Elvis, more on the TSA, and the Texas School Book Depository

It has been quite a summer of travel. I returned yesterday from my latest adventure — a one-day trip to Chicago to view some artwork that has been gifted to the college. The work is comprised of abstract shapes of steel, the largest of which is 17 feet tall. Very cool. One piece is made of steel from a bridge that was destroyed by a tornado — not your typical art media. The donor is a Chicago-based retired emergency room doctor who grew up and went to school in Nebraska. My visit with him was a good deal of fun. The stories behind  the works were interesting, and well-told by a guy with a good sense of humor and a real love of art.

August 16 is the anniversary of the death of Elvis Presley (1977). I know this date because I moved to Memphis for my first post-PhD job on the one-year anniversary of his death. There was also a firefighters’ strike that summer. Ever try to buy a can of gas during a firefighters’ strike? In Memphis? Well… don’t. Many buildings mysteriously went up in flames during that strike. It took years for Memphis to recover from that damage.

I saw Elvis, again,  three weeks ago on a flight from Chicago to Tampa. Now, usually when I see Elvis, (and I have seen him a lot), he has black hair slicked back into a pompadour that he perfected at Humes High School in Memphis. My wife Janet’s father went to Humes with Elvis, so I only have three degrees of separation from the King. But anyway, the dude on this flight looked different. He had a white jumpsuit (normal) and a much younger sidekick  carrying his makeup bag. They sat in first class, but I could see them from my seat. He was wearing a 1970s-style white afro wig, making this 5’7” guy look about 6 feet tall. The reactions he got as he and his one-man entourage moved about were fascinating. It was too much for the passengers who started out with me in Omaha flying through to Tampa. You don’t see that kind of thing out on the farm. During the flight and for several hours afterward I thought about searching around in Tampa or St. Petersburg to see if I could find out where he was performing. Then I realized that even if I knew, I wouldn’t go.

Bad Elvises

In addition to Disco Elvis, I also have a TSA story to tell. While going through security for my flight home to Omaha from Tampa, I lost the stylus to my iPad.

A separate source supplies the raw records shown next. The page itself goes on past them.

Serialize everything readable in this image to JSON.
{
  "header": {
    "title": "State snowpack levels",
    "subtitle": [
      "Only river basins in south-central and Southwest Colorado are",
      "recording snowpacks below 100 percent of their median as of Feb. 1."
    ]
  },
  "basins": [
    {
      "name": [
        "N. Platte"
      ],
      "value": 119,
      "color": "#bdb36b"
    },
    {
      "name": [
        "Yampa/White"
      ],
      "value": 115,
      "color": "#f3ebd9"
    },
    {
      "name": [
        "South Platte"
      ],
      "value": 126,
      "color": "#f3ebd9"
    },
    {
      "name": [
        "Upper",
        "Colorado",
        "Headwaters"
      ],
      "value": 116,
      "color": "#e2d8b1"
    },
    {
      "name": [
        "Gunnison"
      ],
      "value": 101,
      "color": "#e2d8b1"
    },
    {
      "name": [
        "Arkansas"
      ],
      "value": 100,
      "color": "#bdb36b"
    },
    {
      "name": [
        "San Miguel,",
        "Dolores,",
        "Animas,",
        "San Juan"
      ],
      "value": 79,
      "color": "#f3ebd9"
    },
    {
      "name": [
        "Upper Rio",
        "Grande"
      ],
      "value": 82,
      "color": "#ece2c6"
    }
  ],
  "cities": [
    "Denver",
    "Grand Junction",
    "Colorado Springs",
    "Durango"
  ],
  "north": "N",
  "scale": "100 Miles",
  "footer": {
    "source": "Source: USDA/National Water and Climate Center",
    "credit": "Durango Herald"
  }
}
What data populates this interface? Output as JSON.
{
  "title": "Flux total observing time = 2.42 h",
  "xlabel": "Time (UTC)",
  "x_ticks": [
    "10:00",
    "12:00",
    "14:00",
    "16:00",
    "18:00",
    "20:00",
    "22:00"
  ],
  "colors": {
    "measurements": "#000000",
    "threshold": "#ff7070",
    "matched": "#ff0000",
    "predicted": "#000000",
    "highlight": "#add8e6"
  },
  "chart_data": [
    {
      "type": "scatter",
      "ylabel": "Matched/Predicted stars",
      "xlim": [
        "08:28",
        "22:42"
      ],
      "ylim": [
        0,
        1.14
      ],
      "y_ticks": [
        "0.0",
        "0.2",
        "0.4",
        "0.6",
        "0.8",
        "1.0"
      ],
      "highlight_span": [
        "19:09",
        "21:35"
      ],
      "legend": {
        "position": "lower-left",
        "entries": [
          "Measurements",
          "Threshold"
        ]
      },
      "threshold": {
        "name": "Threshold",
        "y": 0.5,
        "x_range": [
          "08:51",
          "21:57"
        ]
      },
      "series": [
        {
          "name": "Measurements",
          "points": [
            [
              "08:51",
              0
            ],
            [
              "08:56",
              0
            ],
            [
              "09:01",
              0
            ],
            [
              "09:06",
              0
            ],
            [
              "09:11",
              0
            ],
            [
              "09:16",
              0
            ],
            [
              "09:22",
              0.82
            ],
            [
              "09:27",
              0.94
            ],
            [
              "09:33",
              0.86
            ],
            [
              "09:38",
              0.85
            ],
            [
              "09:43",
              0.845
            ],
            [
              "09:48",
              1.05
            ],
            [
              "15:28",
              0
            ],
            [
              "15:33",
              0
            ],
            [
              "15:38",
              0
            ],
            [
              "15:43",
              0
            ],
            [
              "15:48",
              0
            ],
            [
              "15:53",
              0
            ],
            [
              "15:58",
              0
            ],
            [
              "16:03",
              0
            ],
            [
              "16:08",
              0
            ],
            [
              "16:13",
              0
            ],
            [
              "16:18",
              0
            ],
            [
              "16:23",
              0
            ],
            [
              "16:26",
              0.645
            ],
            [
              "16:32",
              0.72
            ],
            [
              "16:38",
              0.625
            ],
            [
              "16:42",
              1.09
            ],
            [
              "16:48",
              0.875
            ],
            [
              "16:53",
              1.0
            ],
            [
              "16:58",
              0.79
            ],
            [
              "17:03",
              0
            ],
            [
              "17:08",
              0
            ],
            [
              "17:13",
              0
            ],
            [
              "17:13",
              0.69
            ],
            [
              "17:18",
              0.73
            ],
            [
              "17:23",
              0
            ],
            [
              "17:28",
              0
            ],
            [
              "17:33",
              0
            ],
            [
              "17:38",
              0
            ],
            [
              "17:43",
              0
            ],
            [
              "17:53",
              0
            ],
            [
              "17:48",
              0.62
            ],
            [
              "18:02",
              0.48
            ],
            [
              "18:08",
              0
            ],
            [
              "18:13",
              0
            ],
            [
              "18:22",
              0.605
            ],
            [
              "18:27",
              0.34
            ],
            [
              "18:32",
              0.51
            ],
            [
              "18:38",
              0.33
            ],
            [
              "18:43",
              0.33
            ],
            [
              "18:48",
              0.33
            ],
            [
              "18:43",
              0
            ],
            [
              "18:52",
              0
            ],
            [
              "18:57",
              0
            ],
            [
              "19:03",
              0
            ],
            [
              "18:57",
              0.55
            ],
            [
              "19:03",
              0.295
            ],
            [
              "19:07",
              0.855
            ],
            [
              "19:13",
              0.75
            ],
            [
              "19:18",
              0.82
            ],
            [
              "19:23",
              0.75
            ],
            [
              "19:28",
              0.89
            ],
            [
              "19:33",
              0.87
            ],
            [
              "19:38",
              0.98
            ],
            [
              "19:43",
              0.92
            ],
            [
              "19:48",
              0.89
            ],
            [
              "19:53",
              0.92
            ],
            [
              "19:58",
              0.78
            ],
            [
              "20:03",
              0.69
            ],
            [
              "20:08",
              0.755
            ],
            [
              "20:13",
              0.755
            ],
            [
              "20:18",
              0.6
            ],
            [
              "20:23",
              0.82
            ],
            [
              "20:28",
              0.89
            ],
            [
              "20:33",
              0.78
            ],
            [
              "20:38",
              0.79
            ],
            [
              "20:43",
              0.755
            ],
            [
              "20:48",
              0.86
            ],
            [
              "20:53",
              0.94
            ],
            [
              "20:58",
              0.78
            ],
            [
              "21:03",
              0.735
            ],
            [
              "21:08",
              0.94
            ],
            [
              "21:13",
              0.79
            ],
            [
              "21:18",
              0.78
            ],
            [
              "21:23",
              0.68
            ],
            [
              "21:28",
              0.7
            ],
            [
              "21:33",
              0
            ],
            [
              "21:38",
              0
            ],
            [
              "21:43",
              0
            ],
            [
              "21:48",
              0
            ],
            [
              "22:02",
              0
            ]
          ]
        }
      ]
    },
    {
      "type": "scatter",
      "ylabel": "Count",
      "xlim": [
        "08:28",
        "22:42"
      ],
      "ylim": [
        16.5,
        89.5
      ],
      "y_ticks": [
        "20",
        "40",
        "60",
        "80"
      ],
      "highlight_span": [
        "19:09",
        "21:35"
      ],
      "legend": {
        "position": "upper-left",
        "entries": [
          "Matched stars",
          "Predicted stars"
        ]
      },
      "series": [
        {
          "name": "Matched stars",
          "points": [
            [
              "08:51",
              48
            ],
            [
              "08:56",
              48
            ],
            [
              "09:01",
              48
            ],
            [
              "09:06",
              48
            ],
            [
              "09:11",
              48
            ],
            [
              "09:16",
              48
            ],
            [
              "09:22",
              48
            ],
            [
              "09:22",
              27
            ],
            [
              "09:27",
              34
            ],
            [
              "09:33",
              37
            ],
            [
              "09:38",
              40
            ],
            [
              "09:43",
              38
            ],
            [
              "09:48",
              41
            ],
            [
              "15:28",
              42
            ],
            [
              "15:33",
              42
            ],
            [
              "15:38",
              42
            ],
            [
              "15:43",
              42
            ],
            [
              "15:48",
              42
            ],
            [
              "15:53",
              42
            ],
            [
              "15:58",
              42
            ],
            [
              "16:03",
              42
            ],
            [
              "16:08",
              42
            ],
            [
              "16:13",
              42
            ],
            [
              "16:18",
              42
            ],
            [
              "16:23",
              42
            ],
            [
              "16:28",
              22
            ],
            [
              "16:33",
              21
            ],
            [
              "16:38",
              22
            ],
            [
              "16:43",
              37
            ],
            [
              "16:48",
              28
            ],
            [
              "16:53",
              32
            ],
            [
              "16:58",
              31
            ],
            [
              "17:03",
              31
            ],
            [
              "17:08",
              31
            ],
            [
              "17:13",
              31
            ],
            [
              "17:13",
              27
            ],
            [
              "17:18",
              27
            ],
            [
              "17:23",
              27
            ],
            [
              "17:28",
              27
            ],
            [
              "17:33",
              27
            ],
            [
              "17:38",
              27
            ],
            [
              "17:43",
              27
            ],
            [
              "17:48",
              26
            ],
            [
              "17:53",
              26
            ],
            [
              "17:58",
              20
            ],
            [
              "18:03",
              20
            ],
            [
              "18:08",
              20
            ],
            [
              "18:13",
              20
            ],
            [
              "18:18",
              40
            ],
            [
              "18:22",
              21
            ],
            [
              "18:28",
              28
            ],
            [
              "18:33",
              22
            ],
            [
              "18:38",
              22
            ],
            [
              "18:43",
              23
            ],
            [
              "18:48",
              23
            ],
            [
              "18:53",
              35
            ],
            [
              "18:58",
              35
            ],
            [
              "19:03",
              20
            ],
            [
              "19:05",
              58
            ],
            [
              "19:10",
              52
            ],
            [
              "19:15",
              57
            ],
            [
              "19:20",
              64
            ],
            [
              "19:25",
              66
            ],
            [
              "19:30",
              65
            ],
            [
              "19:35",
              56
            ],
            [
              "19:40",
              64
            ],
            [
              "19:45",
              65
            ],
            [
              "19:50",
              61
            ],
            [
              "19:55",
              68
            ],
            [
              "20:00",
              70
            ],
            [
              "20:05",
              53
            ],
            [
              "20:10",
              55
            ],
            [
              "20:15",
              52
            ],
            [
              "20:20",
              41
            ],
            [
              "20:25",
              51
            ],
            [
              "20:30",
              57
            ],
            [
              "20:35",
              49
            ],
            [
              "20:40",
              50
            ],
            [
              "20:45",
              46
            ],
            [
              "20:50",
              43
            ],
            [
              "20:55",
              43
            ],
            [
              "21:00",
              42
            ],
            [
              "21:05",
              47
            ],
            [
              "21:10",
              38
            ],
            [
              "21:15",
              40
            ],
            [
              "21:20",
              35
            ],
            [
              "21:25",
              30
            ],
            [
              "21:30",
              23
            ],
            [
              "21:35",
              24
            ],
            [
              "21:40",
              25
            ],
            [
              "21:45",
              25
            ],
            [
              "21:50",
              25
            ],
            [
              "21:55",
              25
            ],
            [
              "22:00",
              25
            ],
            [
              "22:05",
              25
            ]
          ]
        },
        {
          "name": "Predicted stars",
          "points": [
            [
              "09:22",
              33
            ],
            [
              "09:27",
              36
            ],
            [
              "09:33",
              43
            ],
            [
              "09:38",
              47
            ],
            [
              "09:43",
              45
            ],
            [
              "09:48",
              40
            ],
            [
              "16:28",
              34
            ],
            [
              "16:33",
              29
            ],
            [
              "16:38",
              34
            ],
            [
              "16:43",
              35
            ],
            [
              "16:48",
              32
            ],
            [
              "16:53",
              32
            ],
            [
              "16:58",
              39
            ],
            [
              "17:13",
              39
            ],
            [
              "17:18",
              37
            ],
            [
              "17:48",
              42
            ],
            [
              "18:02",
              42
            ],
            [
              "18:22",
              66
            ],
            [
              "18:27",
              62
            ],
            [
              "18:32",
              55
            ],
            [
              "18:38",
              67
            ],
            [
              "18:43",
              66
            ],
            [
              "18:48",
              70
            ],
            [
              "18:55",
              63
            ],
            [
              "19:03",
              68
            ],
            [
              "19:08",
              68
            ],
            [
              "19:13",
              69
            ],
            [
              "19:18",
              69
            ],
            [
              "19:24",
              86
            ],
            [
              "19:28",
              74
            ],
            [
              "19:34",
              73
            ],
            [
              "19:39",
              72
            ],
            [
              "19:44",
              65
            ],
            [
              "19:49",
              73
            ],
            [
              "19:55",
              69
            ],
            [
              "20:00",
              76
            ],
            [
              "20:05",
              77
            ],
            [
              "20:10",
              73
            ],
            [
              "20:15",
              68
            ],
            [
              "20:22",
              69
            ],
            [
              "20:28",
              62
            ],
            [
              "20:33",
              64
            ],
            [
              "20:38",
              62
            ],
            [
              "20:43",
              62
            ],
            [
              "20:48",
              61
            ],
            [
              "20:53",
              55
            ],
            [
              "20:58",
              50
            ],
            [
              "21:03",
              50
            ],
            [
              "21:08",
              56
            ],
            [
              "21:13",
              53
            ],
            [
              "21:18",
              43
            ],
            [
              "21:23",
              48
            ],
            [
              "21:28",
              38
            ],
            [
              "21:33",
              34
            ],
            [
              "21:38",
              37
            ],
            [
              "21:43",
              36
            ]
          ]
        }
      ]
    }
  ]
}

This is not the worst thing that can happen during travel, but I felt deeply saddened by its departure. So, I went up to a TSA supervisor and told her my story: I thought I’d left it in the tray on which my iPad traveled through screening. She was very nice and referred me to another person, an older guy about my age. He was pleasant as well. He asked me to describe the stylus, when my flight left, and the gate number of my flight. I walked to the gate and sat down, mourning the loss of my favorite and only iPad sty


About 45 minutes passed, and I was finally feeling better, sitting comfortably in my plastic chair and reading a very interesting biography of George Washington. Then, out of the corner of my eye, I saw the male TSA agent to whom I had spoken. He was returning my lost stylus and was most happy to have found it! Please forgive me if I have been harsh in describing TSA actions in earlier posts. However, I am still entertained when I think of the lists of things you cannot carry onto a plane.

One of my trips this summer was to the Dallas area, more specifically to Denton and Sanger, two smaller towns north of what is now known as the Dallas and Ft. Worth metroplex. I lived in and around Dallas some years ago, but I have never stopped at the old Texas School Book Depository, which is now a museum. For those of you who don’t know the building’s significance, it is the place from which Lee Harvey Oswald shot and killed President John F. Kennedy on November 22, 1963. I was visiting with my dad and learned that he, too, had never seen it. So, we took the train from Denton, got on the Dallas passenger rail system in Farmers Branch, and went  to the museum.

The museum is concentrated on the sixth floor of the building — the location of the sniper’s nest. It was a sobering visit, but one that I recommend to all, especially this year, which marks the 50th anniversary of this horrific national tragedy. I was 14 years old, and a ninth grader at Stillwater Junior High School in Oklahoma the day the assassination took place. I had just returned from having lunch with a group of friends when the story broke that President Kennedy had been shot. A few minutes later, we learned he was dead. A pall drifted over the school, making it impossible for the teachers to do anything the rest of the day before we were dismissed. We were numb, and not comfortably so. As the remaining surreal events of the weekend unfolded, we all seemed to be in a trance, families glued to the television waiting for the next bit of information from Walter Cronkite. We were rocked again as we saw the images of Lee Harvey Oswald being shot and killed by Jack Ruby. The museum has many items and videos that start from the few days before the president’s trip to Dallas and end with the findings of the many commissions and groups that have looked at the evidence related to the assassination. I will write more about this visit another time.